As part of the study, a total of 1,010 people aged between 14 and 65 from German- and French-speaking Switzerland were surveyed online from 10 to 18 March 2021, who knew at least one of the retailers questioned by name. As before

Price must be right

consumers prefer to go to Migros when shopping for groceries. Of the retailers surveyed, Migros is clearly the most frequently named as the favourite company, at 47 percent. However, Migros has lost significantly in popularity compared to 2016 and 2011. Migros is followed by Coop (27%) by a significant margin. However, unlike Migros, Coop has gained in popularity compared to 2016. Lidl and Aldi rank third and fourth with 9 and 7 percent respectively. The two German-born discounters have gained significantly in popularity compared to 2016 and 2011 respectively, albeit on a comparatively low basis.

For years, the most important criterion when shopping for everyday goods has been value for money. 90 percent rate value for money as (very) important (top 2 values 4 and 5 on a scale from 1=not at all important to 5=very important).

However, the previous price-performance winner Migros is getting competition for this important criterion. Aldi is on a par with Migros with a 74 per cent top 2 box score in the current study, closely followed by Lidl with 73 per cent. "It is striking that the two discounters have made considerable strides over time, while the value for Migros is crumbling. Migros, for example, has lost one percentage point compared to 2016 and as much as 7 percentage points compared to 2011. Aldi, on the other hand, has gained fourteen percentage points since 2011," explains Dr. Cornelia Eck, Managing Director of Marketagent.com Switzerland.

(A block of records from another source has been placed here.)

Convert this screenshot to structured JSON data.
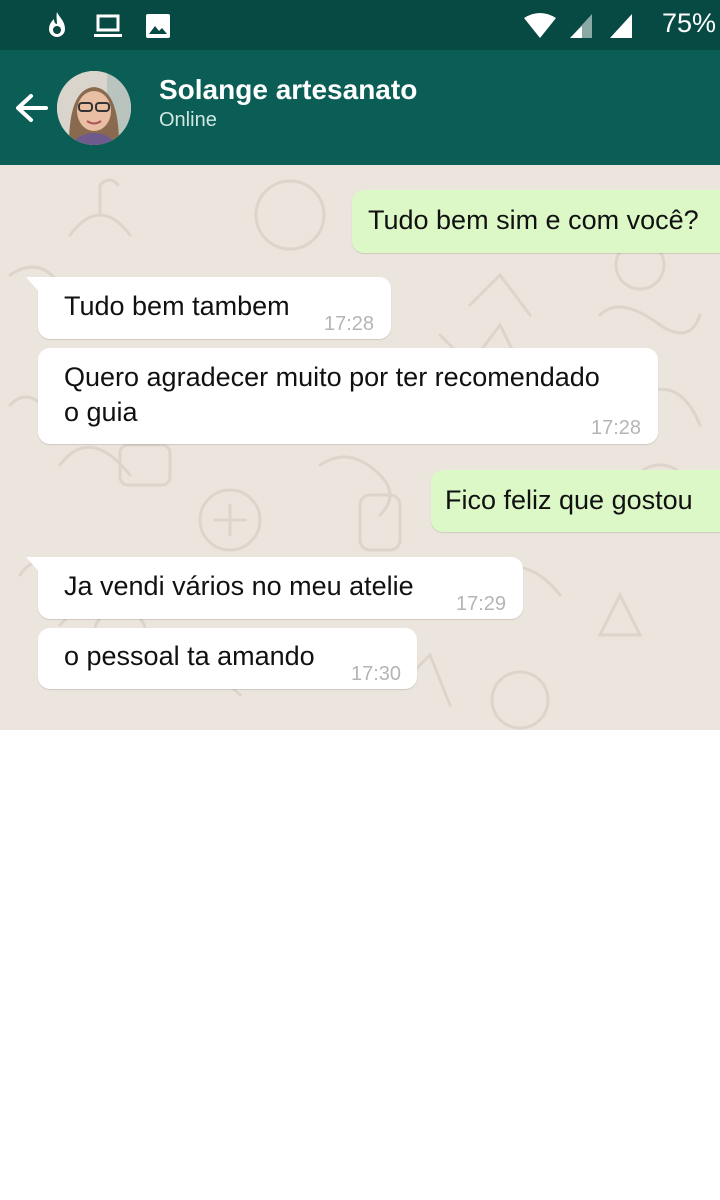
{
  "status_bar": {
    "battery_text": "75%",
    "icons": [
      "fire-notification-icon",
      "laptop-icon",
      "image-icon",
      "wifi-icon",
      "signal-icon",
      "signal-icon"
    ]
  },
  "header": {
    "contact_name": "Solange artesanato",
    "contact_status": "Online",
    "back_icon": "arrow-left-icon",
    "colors": {
      "status_bar": "#074a43",
      "app_bar": "#0b5e55"
    }
  },
  "chat": {
    "background_color": "#ece5dd",
    "messages": [
      {
        "direction": "out",
        "text": "Tudo bem sim e com você?",
        "time": ""
      },
      {
        "direction": "in",
        "text": "Tudo bem tambem",
        "time": "17:28"
      },
      {
        "direction": "in",
        "text_lines": [
          "Quero agradecer muito por ter recomendado",
          "o guia"
        ],
        "time": "17:28"
      },
      {
        "direction": "out",
        "text": "Fico feliz que gostou",
        "time": ""
      },
      {
        "direction": "in",
        "text": "Ja vendi vários no meu atelie",
        "time": "17:29"
      },
      {
        "direction": "in",
        "text": "o pessoal ta amando",
        "time": "17:30"
      }
    ],
    "bubble_colors": {
      "incoming": "#ffffff",
      "outgoing": "#dcf8c6"
    }
  }
}
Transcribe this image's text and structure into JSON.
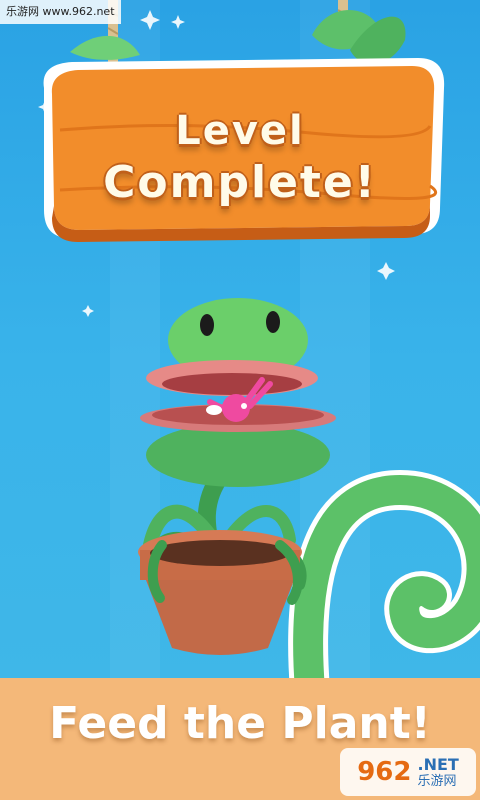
{
  "watermark_top": "乐游网 www.962.net",
  "title": {
    "line1": "Level",
    "line2": "Complete!"
  },
  "caption": "Feed the Plant!",
  "badge": {
    "number": "962",
    "net": ".NET",
    "cn": "乐游网"
  },
  "colors": {
    "sky": "#39b3ea",
    "sign": "#f28d2b",
    "plant_green": "#62c46b",
    "pot": "#c26a48",
    "caption_bar": "#f4b879"
  }
}
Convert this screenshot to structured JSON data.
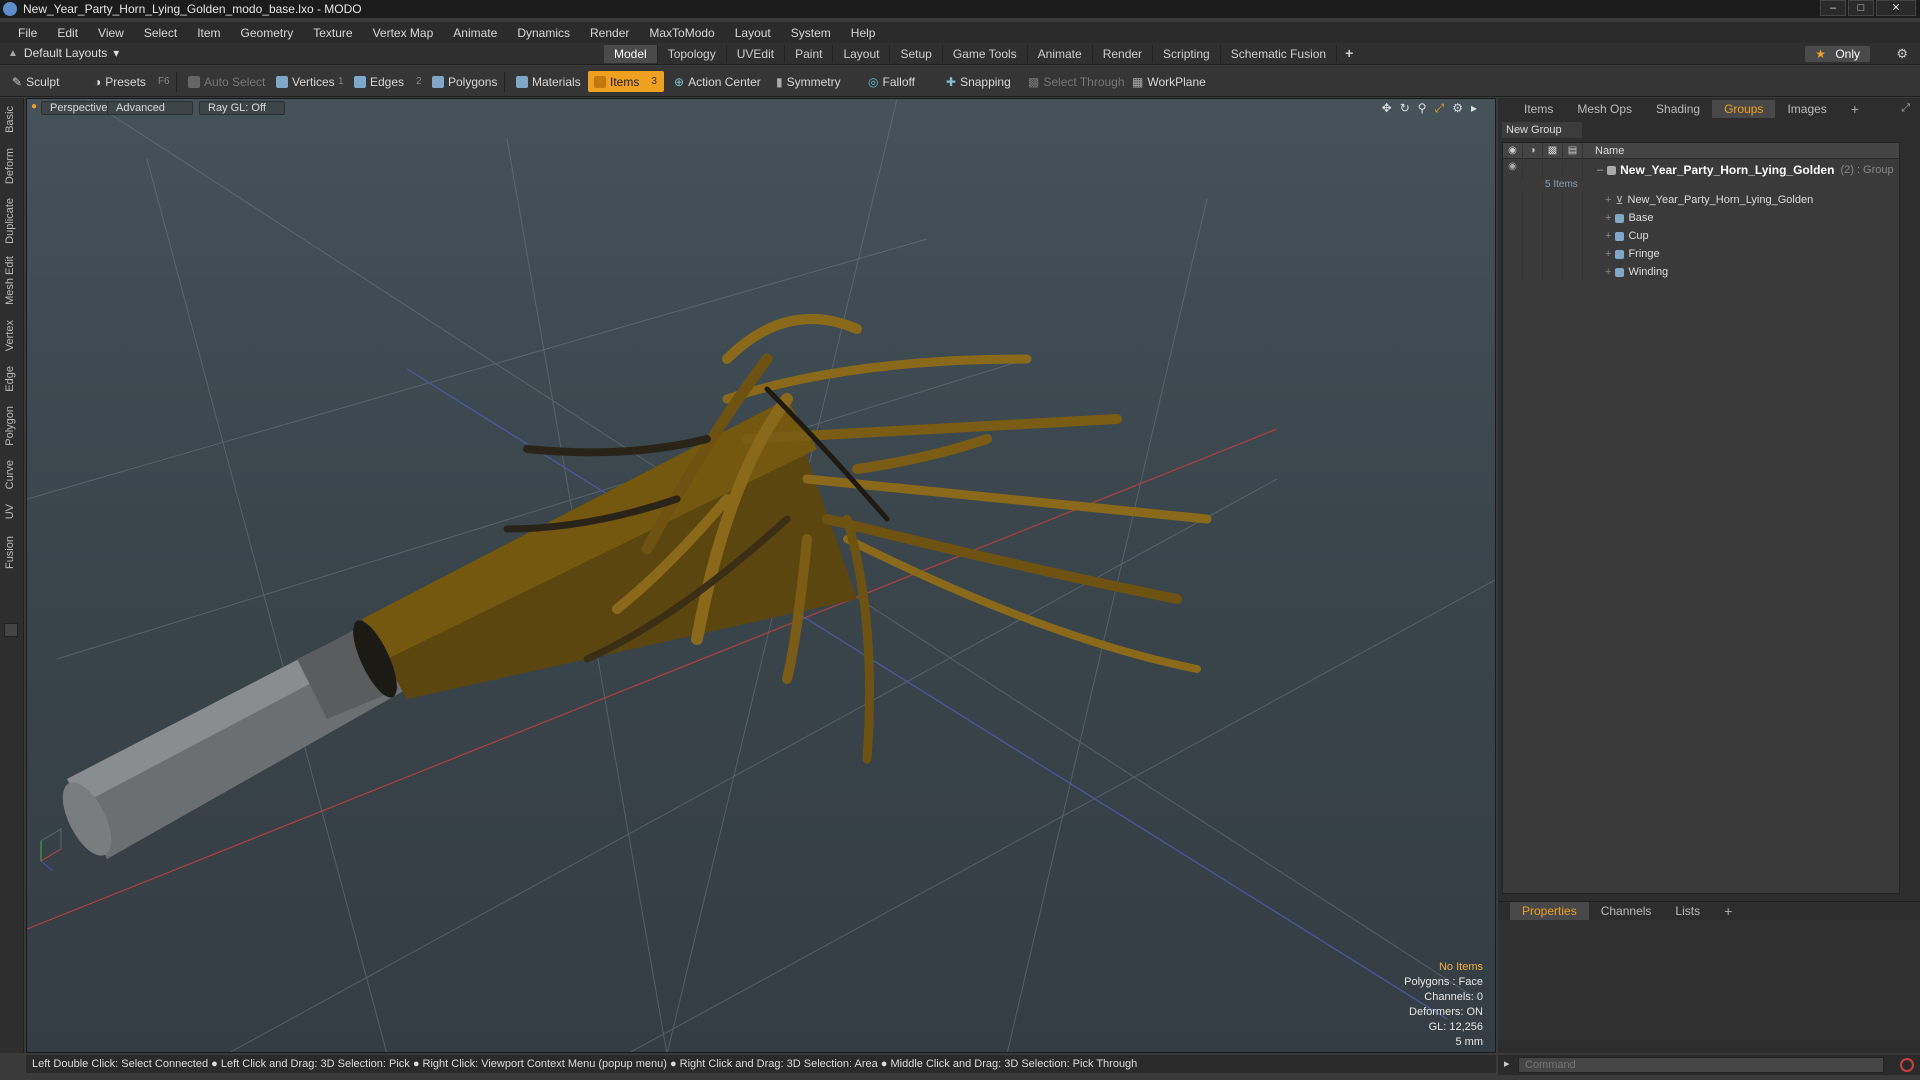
{
  "window": {
    "title": "New_Year_Party_Horn_Lying_Golden_modo_base.lxo - MODO"
  },
  "menu": [
    "File",
    "Edit",
    "View",
    "Select",
    "Item",
    "Geometry",
    "Texture",
    "Vertex Map",
    "Animate",
    "Dynamics",
    "Render",
    "MaxToModo",
    "Layout",
    "System",
    "Help"
  ],
  "layout": {
    "select_label": "Default Layouts",
    "tabs": [
      "Model",
      "Topology",
      "UVEdit",
      "Paint",
      "Layout",
      "Setup",
      "Game Tools",
      "Animate",
      "Render",
      "Scripting",
      "Schematic Fusion"
    ],
    "active_tab": "Model",
    "only_label": "Only"
  },
  "toolbar": {
    "sculpt": "Sculpt",
    "presets": "Presets",
    "presets_key": "F6",
    "auto_select": "Auto Select",
    "vertices": "Vertices",
    "vertices_num": "1",
    "edges": "Edges",
    "edges_num": "2",
    "polygons": "Polygons",
    "materials": "Materials",
    "items": "Items",
    "items_num": "3",
    "action_center": "Action Center",
    "symmetry": "Symmetry",
    "falloff": "Falloff",
    "snapping": "Snapping",
    "select_through": "Select Through",
    "workplane": "WorkPlane"
  },
  "left_tabs": [
    "Basic",
    "Deform",
    "Duplicate",
    "Mesh Edit",
    "Vertex",
    "Edge",
    "Polygon",
    "Curve",
    "UV",
    "Fusion"
  ],
  "viewport": {
    "view_mode": "Perspective",
    "shading": "Advanced",
    "raygl": "Ray GL: Off",
    "status": {
      "no_items": "No Items",
      "polygons": "Polygons : Face",
      "channels": "Channels: 0",
      "deformers": "Deformers: ON",
      "gl": "GL: 12,256",
      "scale": "5 mm"
    }
  },
  "right_panel": {
    "tabs": [
      "Items",
      "Mesh Ops",
      "Shading",
      "Groups",
      "Images"
    ],
    "active_tab": "Groups",
    "new_group": "New Group",
    "name_header": "Name",
    "group": {
      "name": "New_Year_Party_Horn_Lying_Golden",
      "meta": "(2) : Group",
      "count": "5 Items",
      "children": [
        "New_Year_Party_Horn_Lying_Golden",
        "Base",
        "Cup",
        "Fringe",
        "Winding"
      ]
    },
    "bottom_tabs": [
      "Properties",
      "Channels",
      "Lists"
    ],
    "bottom_active": "Properties"
  },
  "statusbar": {
    "hint": "Left Double Click: Select Connected ● Left Click and Drag: 3D Selection: Pick ● Right Click: Viewport Context Menu (popup menu) ● Right Click and Drag: 3D Selection: Area ● Middle Click and Drag: 3D Selection: Pick Through"
  },
  "command": {
    "placeholder": "Command"
  },
  "colors": {
    "accent": "#f0a020",
    "horn_gold": "#6b5410",
    "fringe_gold": "#8a6a1a"
  }
}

Corona puts the spotlight on cleanliness

Consumers have been paying close attention to clean stores and reliability (product availability) for years. Although both criteria had lost weight in the past, they have become significantly more important today (cleanliness: 89%; reliability: 85%) compared to 2016 (85% and 80% respectively). "The fact that consumers currently place such a high value on the cleanliness and availability of products is probably clearly attributable to Corona," says Cornelia Eck.

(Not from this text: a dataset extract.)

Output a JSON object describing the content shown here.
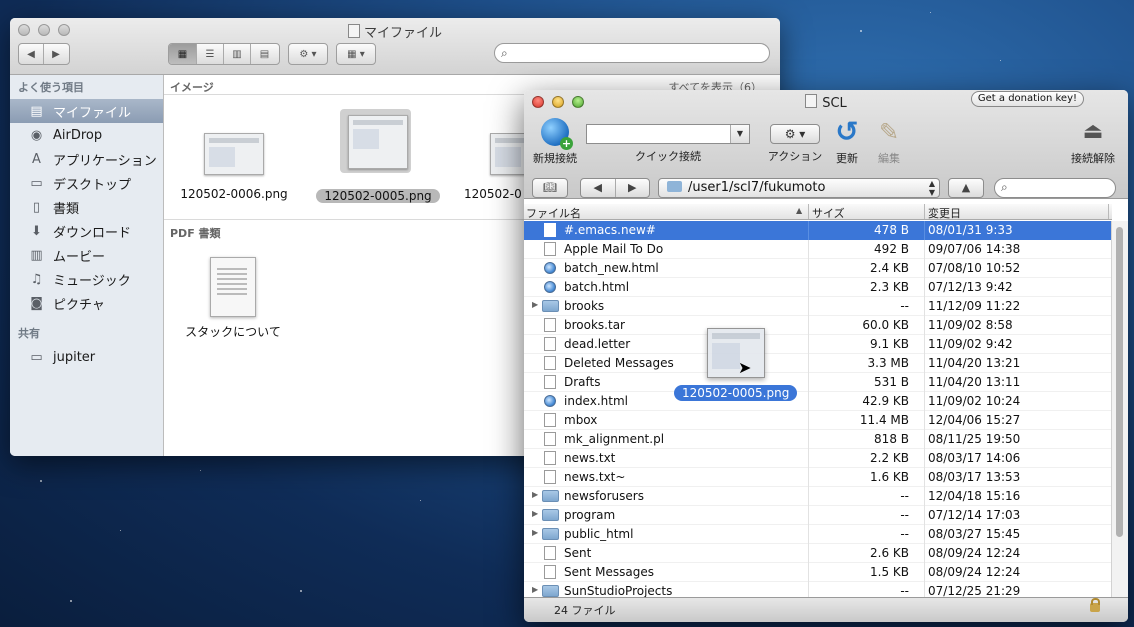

After Corona: fewer products from "beyond the border

People who shop in other countries close to the border do so primarily to save money. At 61 percent, low prices are the most frequently cited reason for shopping across the border for everyday needs.

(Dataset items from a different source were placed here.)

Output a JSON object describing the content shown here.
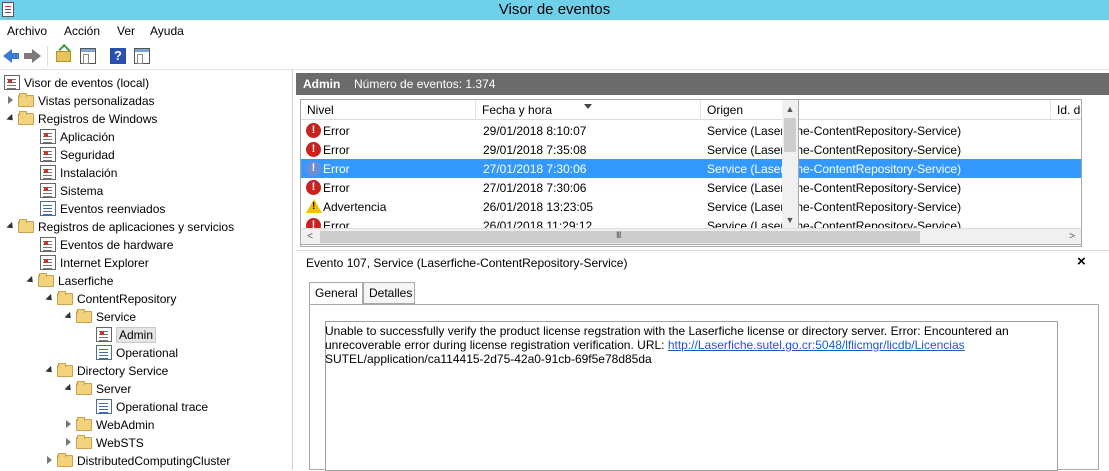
{
  "window": {
    "title": "Visor de eventos"
  },
  "menu": {
    "archivo": "Archivo",
    "accion": "Acción",
    "ver": "Ver",
    "ayuda": "Ayuda"
  },
  "toolbar": {
    "help_glyph": "?"
  },
  "tree": {
    "root": "Visor de eventos (local)",
    "vistas": "Vistas personalizadas",
    "registros_windows": "Registros de Windows",
    "aplicacion": "Aplicación",
    "seguridad": "Seguridad",
    "instalacion": "Instalación",
    "sistema": "Sistema",
    "eventos_reenviados": "Eventos reenviados",
    "registros_apps": "Registros de aplicaciones y servicios",
    "eventos_hardware": "Eventos de hardware",
    "internet_explorer": "Internet Explorer",
    "laserfiche": "Laserfiche",
    "content_repository": "ContentRepository",
    "service": "Service",
    "admin": "Admin",
    "operational": "Operational",
    "directory_service": "Directory Service",
    "server": "Server",
    "operational_trace": "Operational trace",
    "webadmin": "WebAdmin",
    "websts": "WebSTS",
    "distributed": "DistributedComputingCluster"
  },
  "panel": {
    "log_name": "Admin",
    "count_label": "Número de eventos: 1.374"
  },
  "grid": {
    "headers": {
      "nivel": "Nivel",
      "fecha": "Fecha y hora",
      "origen": "Origen",
      "id": "Id. de"
    },
    "rows": [
      {
        "level": "Error",
        "date": "29/01/2018 8:10:07",
        "source": "Service (Laserfiche-ContentRepository-Service)"
      },
      {
        "level": "Error",
        "date": "29/01/2018 7:35:08",
        "source": "Service (Laserfiche-ContentRepository-Service)"
      },
      {
        "level": "Error",
        "date": "27/01/2018 7:30:06",
        "source": "Service (Laserfiche-ContentRepository-Service)"
      },
      {
        "level": "Error",
        "date": "27/01/2018 7:30:06",
        "source": "Service (Laserfiche-ContentRepository-Service)"
      },
      {
        "level": "Advertencia",
        "date": "26/01/2018 13:23:05",
        "source": "Service (Laserfiche-ContentRepository-Service)"
      },
      {
        "level": "Error",
        "date": "26/01/2018 11:29:12",
        "source": "Service (Laserfiche-ContentRepository-Service)"
      }
    ]
  },
  "detail": {
    "title": "Evento 107, Service (Laserfiche-ContentRepository-Service)",
    "close_glyph": "×",
    "tab_general": "General",
    "tab_detalles": "Detalles",
    "desc_part1": "Unable to successfully verify the product license regstration with the Laserfiche license or directory server. Error: Encountered an unrecoverable error during license registration verification. URL: ",
    "desc_link": "http://Laserfiche.sutel.go.cr:5048/lflicmgr/licdb/Licencias",
    "desc_part2": "SUTEL/application/ca114415-2d75-42a0-91cb-69f5e78d85da"
  }
}
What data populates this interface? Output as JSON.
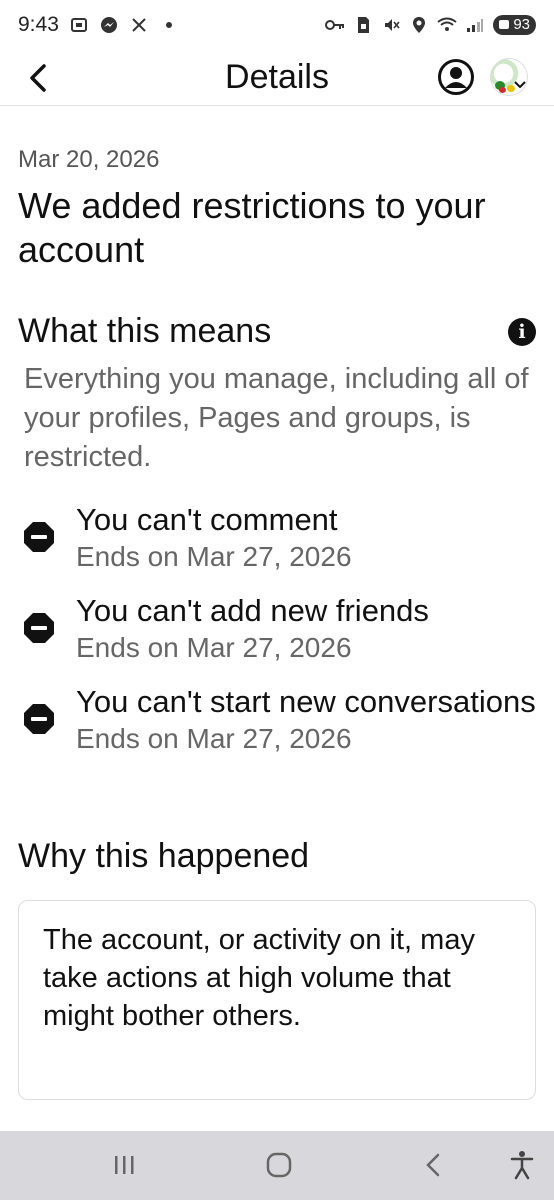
{
  "status_bar": {
    "time": "9:43",
    "battery": "93"
  },
  "header": {
    "title": "Details"
  },
  "notice": {
    "date": "Mar 20, 2026",
    "headline": "We added restrictions to your account"
  },
  "what_this_means": {
    "title": "What this means",
    "description": "Everything you manage, including all of your profiles, Pages and groups, is restricted.",
    "restrictions": [
      {
        "title": "You can't comment",
        "ends": "Ends on Mar 27, 2026"
      },
      {
        "title": "You can't add new friends",
        "ends": "Ends on Mar 27, 2026"
      },
      {
        "title": "You can't start new conversations",
        "ends": "Ends on Mar 27, 2026"
      }
    ]
  },
  "why": {
    "title": "Why this happened",
    "text": "The account, or activity on it, may take actions at high volume that might bother others."
  },
  "icons": {
    "back": "back-arrow-icon",
    "account": "account-circle-icon",
    "info": "info-icon",
    "restriction": "no-entry-icon",
    "nav_recents": "recents-icon",
    "nav_home": "home-icon",
    "nav_back": "back-icon",
    "nav_accessibility": "accessibility-icon"
  },
  "colors": {
    "text_primary": "#111111",
    "text_secondary": "#666666",
    "nav_bar": "#d8d8dc"
  }
}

In the period before Corona, the respondents estimate that around 16 percent of their daily products purchased were goods bought abroad. For the period after Corona, they expect this proportion to be only 12 percent, i.e. a significant reduction. This presents an opportunity for the Swiss retail trade. The speed and strength with which shopping tourism returns to its pre-Corona level will probably also depend on the reactions of Swiss retailers.